The telecommunications industry categorizes products and services by generation. Analog cellular phones, developed over a decade ago, are considered first generation (1G) products. Second generation (2G) products are digital cellular phones currently in widespread domestic use and growing rapidly worldwide. HDR falls under the third generation (3G) umbrella. It is a spectrally efficient, 1.25MHz cellular personal communications system (PCS) code division multiple access system. It provides wide-area, high-speed packet data connectivity for both fixed and mobile terminals.

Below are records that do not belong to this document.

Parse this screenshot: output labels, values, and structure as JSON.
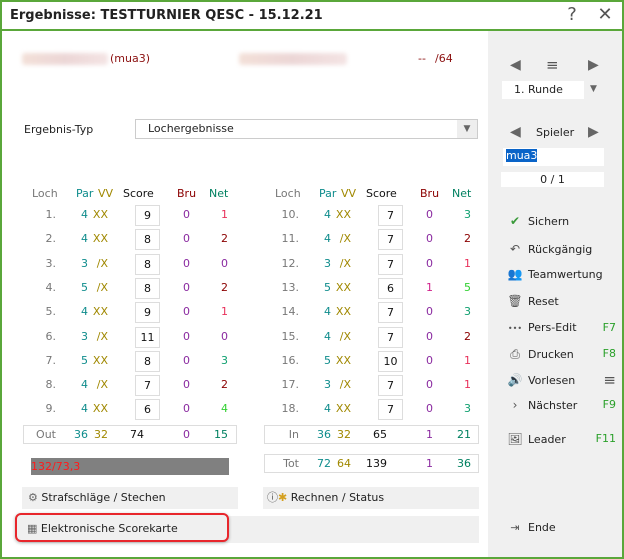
{
  "window": {
    "title": "Ergebnisse: TESTTURNIER QESC - 15.12.21",
    "help": "?",
    "close": "✕"
  },
  "player": {
    "id": "(mua3)",
    "dashes": "--",
    "hcp": "/64"
  },
  "result_type": {
    "label": "Ergebnis-Typ",
    "value": "Lochergebnisse"
  },
  "headers": {
    "loch": "Loch",
    "par": "Par",
    "vv": "VV",
    "score": "Score",
    "bru": "Bru",
    "net": "Net"
  },
  "front": [
    {
      "loch": "1.",
      "par": "4",
      "vv": "XX",
      "score": "9",
      "bru": "0",
      "net": "1"
    },
    {
      "loch": "2.",
      "par": "4",
      "vv": "XX",
      "score": "8",
      "bru": "0",
      "net": "2"
    },
    {
      "loch": "3.",
      "par": "3",
      "vv": "/X",
      "score": "8",
      "bru": "0",
      "net": "0"
    },
    {
      "loch": "4.",
      "par": "5",
      "vv": "/X",
      "score": "8",
      "bru": "0",
      "net": "2"
    },
    {
      "loch": "5.",
      "par": "4",
      "vv": "XX",
      "score": "9",
      "bru": "0",
      "net": "1"
    },
    {
      "loch": "6.",
      "par": "3",
      "vv": "/X",
      "score": "11",
      "bru": "0",
      "net": "0"
    },
    {
      "loch": "7.",
      "par": "5",
      "vv": "XX",
      "score": "8",
      "bru": "0",
      "net": "3"
    },
    {
      "loch": "8.",
      "par": "4",
      "vv": "/X",
      "score": "7",
      "bru": "0",
      "net": "2"
    },
    {
      "loch": "9.",
      "par": "4",
      "vv": "XX",
      "score": "6",
      "bru": "0",
      "net": "4"
    }
  ],
  "back": [
    {
      "loch": "10.",
      "par": "4",
      "vv": "XX",
      "score": "7",
      "bru": "0",
      "net": "3"
    },
    {
      "loch": "11.",
      "par": "4",
      "vv": "/X",
      "score": "7",
      "bru": "0",
      "net": "2"
    },
    {
      "loch": "12.",
      "par": "3",
      "vv": "/X",
      "score": "7",
      "bru": "0",
      "net": "1"
    },
    {
      "loch": "13.",
      "par": "5",
      "vv": "XX",
      "score": "6",
      "bru": "1",
      "net": "5"
    },
    {
      "loch": "14.",
      "par": "4",
      "vv": "XX",
      "score": "7",
      "bru": "0",
      "net": "3"
    },
    {
      "loch": "15.",
      "par": "4",
      "vv": "/X",
      "score": "7",
      "bru": "0",
      "net": "2"
    },
    {
      "loch": "16.",
      "par": "5",
      "vv": "XX",
      "score": "10",
      "bru": "0",
      "net": "1"
    },
    {
      "loch": "17.",
      "par": "3",
      "vv": "/X",
      "score": "7",
      "bru": "0",
      "net": "1"
    },
    {
      "loch": "18.",
      "par": "4",
      "vv": "XX",
      "score": "7",
      "bru": "0",
      "net": "3"
    }
  ],
  "out": {
    "loch": "Out",
    "par": "36",
    "vv": "32",
    "score": "74",
    "bru": "0",
    "net": "15"
  },
  "in": {
    "loch": "In",
    "par": "36",
    "vv": "32",
    "score": "65",
    "bru": "1",
    "net": "21"
  },
  "tot": {
    "loch": "Tot",
    "par": "72",
    "vv": "64",
    "score": "139",
    "bru": "1",
    "net": "36"
  },
  "course_rating": "132/73,3",
  "buttons": {
    "penalties": "Strafschläge / Stechen",
    "calc": "Rechnen / Status",
    "scorecard": "Elektronische Scorekarte"
  },
  "sidebar": {
    "round": "1. Runde",
    "player_label": "Spieler",
    "player_value": "mua3",
    "counter": "0 / 1",
    "actions": [
      {
        "label": "Sichern",
        "key": ""
      },
      {
        "label": "Rückgängig",
        "key": ""
      },
      {
        "label": "Teamwertung",
        "key": ""
      },
      {
        "label": "Reset",
        "key": ""
      },
      {
        "label": "Pers-Edit",
        "key": "F7"
      },
      {
        "label": "Drucken",
        "key": "F8"
      },
      {
        "label": "Vorlesen",
        "key": "≡"
      },
      {
        "label": "Nächster",
        "key": "F9"
      },
      {
        "label": "Leader",
        "key": "F11"
      }
    ],
    "end": "Ende"
  },
  "colors": {
    "border": "#5aa73a",
    "bru0": "#8a2aa0",
    "bru1": "#d0208a",
    "net0": "#8a2aa0",
    "net1": "#e8305a",
    "net2": "#8b0000",
    "net3": "#10a070",
    "net4": "#30d030",
    "net5": "#30d030"
  }
}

To optimize throughput and make best use of available bandwidth, HDR is an asynchronous system. It sends and receives at different speeds. Those with cable modems are familiar with this mode of operation. For example, a cable modem's download speed from the Internet to the user is fast, typically measured in MBps. The upload speed from the user back to the Internet is lower. HDR is similar to cable modems in that the download (forward link) speed to the user is higher than the upload (reverse link) speed. The HDR forward link is capable of operating at speeds from 38.4 to 2,457KBps. The reverse link speed varies from 9.6 to 307.2KBps.

To further optimize use of system resources, HDR supports a ``dormant mode''. An access terminal is said to be dormant when there is no communication in the forward or reverse link for a specified period. When this occurs, some, but not all, system resources are deallocated. When data needs to be transmitted, the connection is quickly reestablished. From a human standpoint, it will be instantaneous.

HDR shares another characteristic with cable modems; users share the available bandwidth. If there is only one user to a cable modem neighborhood, all available bandwidth is provided to that single user. As more users begin to use the system, speeds are reduced. However, other factors unique to the wireless world come into play. For example, the signal strength of the mobile terminal is an important factor. A complex scheduling algorithm is used to optimize throughput and assure a high-performance network.


HDR brings speeds to the mobile user that were heretofore unavailable, impractical or too expensive. While HDR will make bandwidth-intensive applications possible, it would be na<\#239>ve to think that HDR is the final solution. Mobile users want to do everything with their mobile systems that they do from their desktop systems. And like the desktop user, mobile users have an insatiable appetite for bandwidth. One can provide sufficient bandwidth for a particular application, but as new applications are developed, they will place additional requirements on bandwidth. Fortunately, HDR and the underlying CDMA system upon which it is built will support expansion.

This is an exciting time to be alive--a time when many of the predictions of science fiction writers are coming true. Arthur C. Clarke, the Father of Satellite Communication and famed author of the book 2001: A Space Odyssey, said, ``Any sufficiently advanced technology is indistinguishable from magic.'' I think the same can be said of both HDR and Linux.